Собственно «герои» Кретьена поэтому всегда в движении — и в переносном смысле, и буквально. Но есть у поэта и статичные персонажи — также в обоих значениях этого слова. И каждому типу героев соответствует свое пространство.
Статичны в рыцарском романе бретонского цикла простолюдины. Им не дано покинуть свое бытовое, нарочито сниженное пространство. Их удел — убогая хижина, шалаш на лесной поляне в непосредственной близости от пасущегося стада, за которым они присматривают, узенькая улочка средневекового города и т. п. Жизнь в пределах этого замкнутого маленького локуса циклична. Статичны у Кретьена противники героя, те враги, которых он встречает на своем пути. Их статичность — иная. Они связаны обетом или чарами и не могут покинуть свое также отграниченное пространство, ибо пространство это — фантастическое. Наконец, типичным примером статичного героя является сам король Артур.

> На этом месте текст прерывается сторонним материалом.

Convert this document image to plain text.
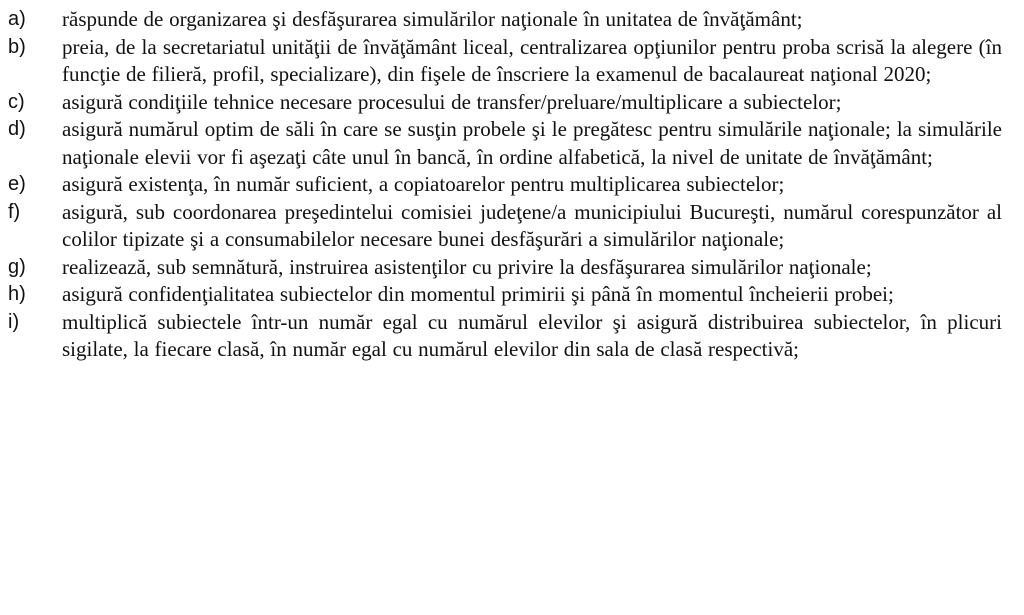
a)	răspunde de organizarea şi desfăşurarea simulărilor naţionale în unitatea de învăţământ;
b)	preia, de la secretariatul unităţii de învăţământ liceal, centralizarea opţiunilor pentru proba scrisă la alegere (în funcţie de filieră, profil, specializare), din fişele de înscriere la examenul de bacalaureat naţional 2020;
c)	asigură condiţiile tehnice necesare procesului de transfer/preluare/multiplicare a subiectelor;
d)	asigură numărul optim de săli în care se susţin probele şi le pregătesc pentru simulările naţionale; la simulările naţionale elevii vor fi aşezaţi câte unul în bancă, în ordine alfabetică, la nivel de unitate de învăţământ;
e)	asigură existenţa, în număr suficient, a copiatoarelor pentru multiplicarea subiectelor;
f)	asigură, sub coordonarea preşedintelui comisiei judeţene/a municipiului Bucureşti, numărul corespunzător al colilor tipizate şi a consumabilelor necesare bunei desfăşurări a simulărilor naţionale;
g)	realizează, sub semnătură, instruirea asistenţilor cu privire la desfăşurarea simulărilor naţionale;
h)	asigură confidenţialitatea subiectelor din momentul primirii şi până în momentul încheierii probei;
i)	multiplică subiectele într-un număr egal cu numărul elevilor şi asigură distribuirea subiectelor, în plicuri sigilate, la fiecare clasă, în număr egal cu numărul elevilor din sala de clasă respectivă;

И здесь — опять новый характер статичности. В романе Кретьена король Артур статичен потому, что он просто «вне игры». Он — олицетворение рыцарственности, ее гарант и опора. Хотя он и меняет резиденции, переезжает из города в город, отправляется на охоту, предпринимает поход к замку Эскладоса Рыжего, увлеченный рассказом Калогрепанта, и т. д., он — везде в своем мире, в стране Логр. Артур малоподвижен даже тогда, когда затронуты его личные интересы, когда ему непосредственно нанесено оскорбление. Мы имеем здесь в виду «Рыцаря телеги», где на поиски похищенной королевы отправляются рыцари Круглого Стола и лишь в последнюю очередь — сам король Артур. В его статичности — немало от литературного этикета: мудрый старый монарх по представлениям средневековья должен быть величествен и малоподвижен. А так как бытие его не ограничено какими-то конкретными временными рамками, практически бесконечно, то ему просто некуда (да и не подобает!) торопиться. Отметим, что в обработках легенды о Тристане и Изольде король Марк не дотягивает до роли старого мудрого правителя, хотя и «нацелен» на такую роль. Он выслеживает любовников, подслушивает их ночной разговор, взобравшись на развесистую сосну, скачет в лес, где они обнаружены спящими в шалаше. Такие действия Артуру не положены. И потому-то король бриттов принимает минимальное участие в действии. Пространство короля Артура поэтому плоскостно; оно лишено линейной направленности. К тому же оно нейтрально.